A new research was published this year in the Journal of American Medical Association (JAMA). Christopher D. Gardner, director of nutrition studies at the Stanford Prevention Research Center led the study. This new study “found that people who cut back on added sugar, refined grains and highly processed foods while concentrating on eating plenty of vegetables and whole foods, lost significant amounts of weight over the course of a year.” This large and expensive trial involved more than 600 people.
These people didn’t count calories nor did they limit their portion sizes. They ate whole foods that were nutrient-dense, minimally processed and cooked mostly at home!

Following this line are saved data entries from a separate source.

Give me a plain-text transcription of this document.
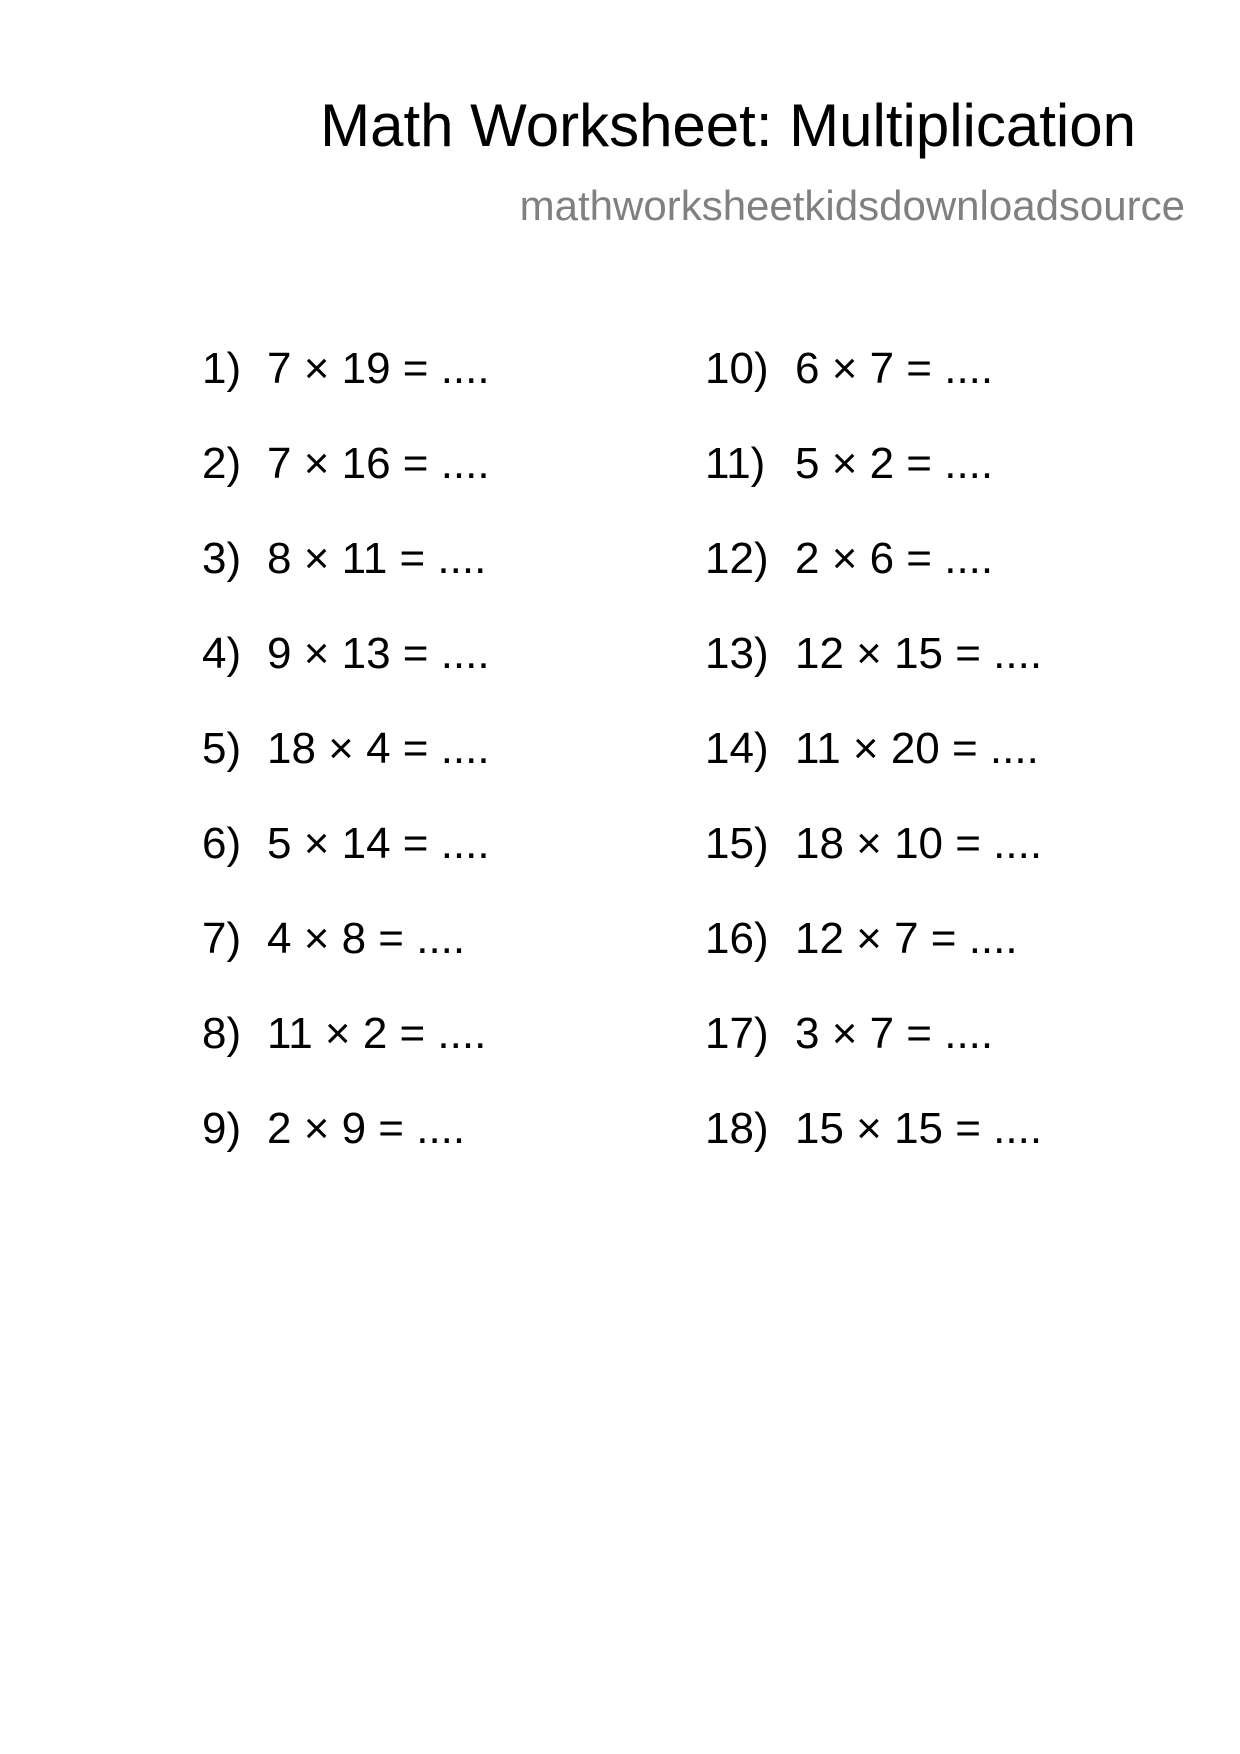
Math Worksheet: Multiplication
mathworksheetkidsdownloadsource
1) 7 × 19 = ....
2) 7 × 16 = ....
3) 8 × 11 = ....
4) 9 × 13 = ....
5) 18 × 4 = ....
6) 5 × 14 = ....
7) 4 × 8 = ....
8) 11 × 2 = ....
9) 2 × 9 = ....
10) 6 × 7 = ....
11) 5 × 2 = ....
12) 2 × 6 = ....
13) 12 × 15 = ....
14) 11 × 20 = ....
15) 18 × 10 = ....
16) 12 × 7 = ....
17) 3 × 7 = ....
18) 15 × 15 = ....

This makes sense! Nearly one-quarter of Americans’ calorie intake comes from sweets, desserts, soft drinks and alcoholic beverages. Another 5% comes from salty snacks and fruit-flavored drinks. While nutrient rich foods only make 10%.
Shifting the focus
So why do we keep counting calories? Habit, it’s a seemingly quick fix to a problem that really requires a shift in focus.
In an article in the New York Times, Dr. Gardner said, ” the people who lost the most weight reported that the study had changed their relationship with food. They no longer ate in their cars or in front of their television screens and they were cooking more at home.” “We really need to focus on that foundational diet, which is more vegetables, more whole foods, less added sugar and less refined grains, he added.
Jenny Stamos Kovacs concurs, “You don’t need to count calories, but you should make all your calories count.”
I agree! The women I work with whether in the weight loss group coaching program or as a VIP client don’t count calories and yet they lose weight. That’s because they shift their approach to weight loss from a restrictive diet approach to a healthy digestion and lifestyle approach. And that makes all the difference!